Nur ein Fünftel überprüft die Quelle
Der Cybersicherheitsmonitor des Bundesamts für Sicherheit in der Informationstechnik und des Programms Polizeiliche Kriminalprävention der Länder und des Bundes zeigt, wie hoch das Risiko ist, Opfer digitaler Betrugsmaschen zu werden. Fast die Hälfte der Internetnutzer in Deutschland fühlt sich zwar in der Lage, KI-generierte Inhalte zu erkennen. Tatsächlich schaut jedoch kaum jemand genauer hin. Nur eine Minderheit hat schon einmal etwa nach Unstimmigkeiten im Bild gesucht oder die Quelle überprüft. Der Cybersicherheitsmonitor zeigt, wie hoch das Risiko ist, Opfer digitaler Betrugsmaschen zu werden. Im Cybersicherheitsmonitor hat rund ein Drittel der Befragten noch keine einzige der gängigen Maßnahmen zur Erkennung von KI-generierten Inhalten ergriffen (32 %). Immerhin: 40 Prozent haben schon einmal überlegt, ob eine dargestellte Szene realistisch ist. Nur 28 Prozent haben nach Unstimmigkeiten, etwa fehlerhaften Schatten oder Gliedmaßen, gesucht. 19 Prozent haben zudem die Seriosität der jeweiligen Quelle recherchiert. Auch das Wissen rund um mögliche Betrugsszenarien ist gering. Nur 38 Prozent halten es für möglich, dass Cyberkriminelle zum Beispiel ein KI-Programm manipulieren, damit dieses sensible Daten weitergibt. Auch dass Kriminelle unsichtbare Anweisungen für KI-Systeme in Dokumente einfügen, halten nur 40 Prozent für denkbar. Tatsächlich sind beide Szenarien technisch möglich.

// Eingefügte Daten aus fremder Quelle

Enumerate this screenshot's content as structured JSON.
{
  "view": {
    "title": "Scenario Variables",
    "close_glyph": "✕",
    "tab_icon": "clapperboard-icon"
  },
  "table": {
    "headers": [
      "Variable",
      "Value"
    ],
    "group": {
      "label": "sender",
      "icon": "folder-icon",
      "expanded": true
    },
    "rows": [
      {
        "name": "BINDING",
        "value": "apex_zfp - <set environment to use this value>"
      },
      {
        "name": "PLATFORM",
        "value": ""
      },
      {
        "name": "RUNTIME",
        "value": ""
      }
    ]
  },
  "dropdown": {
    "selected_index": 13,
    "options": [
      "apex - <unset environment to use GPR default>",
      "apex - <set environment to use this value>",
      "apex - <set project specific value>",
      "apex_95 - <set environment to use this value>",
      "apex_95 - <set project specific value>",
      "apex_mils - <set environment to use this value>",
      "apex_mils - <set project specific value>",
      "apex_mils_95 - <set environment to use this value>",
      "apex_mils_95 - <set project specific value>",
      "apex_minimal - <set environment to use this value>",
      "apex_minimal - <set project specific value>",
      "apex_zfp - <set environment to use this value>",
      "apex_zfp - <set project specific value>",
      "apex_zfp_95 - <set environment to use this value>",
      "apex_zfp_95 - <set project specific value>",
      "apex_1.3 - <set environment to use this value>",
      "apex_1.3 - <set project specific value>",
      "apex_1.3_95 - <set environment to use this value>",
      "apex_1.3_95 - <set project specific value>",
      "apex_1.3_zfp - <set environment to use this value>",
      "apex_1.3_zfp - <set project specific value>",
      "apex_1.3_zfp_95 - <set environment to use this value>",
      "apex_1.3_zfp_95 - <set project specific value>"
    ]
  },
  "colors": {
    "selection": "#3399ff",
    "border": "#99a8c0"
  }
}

Verbraucher finden beim BSI eine Checkliste mit Erkennungszeichen KI-generierter Bilder. Informationen rund um Online-Anlagebetrug stellt das ProPK bereit. Die Kooperationspartner bieten auch eine gemeinsame „Checkliste für den Ernstfall: Betrug beim Onlinebanking. Die diesjährige Befragung wurde vom 6. – 12. Januar durchgeführt. Dabei wurden 3.060 Personen ab 16 Jahren bundesweit befragt und die Ergebnisse anhand der Bevölkerungsstrukturmerkmale Alter, Geschlecht, Bundesland und Bildung in Deutschland gewichtet.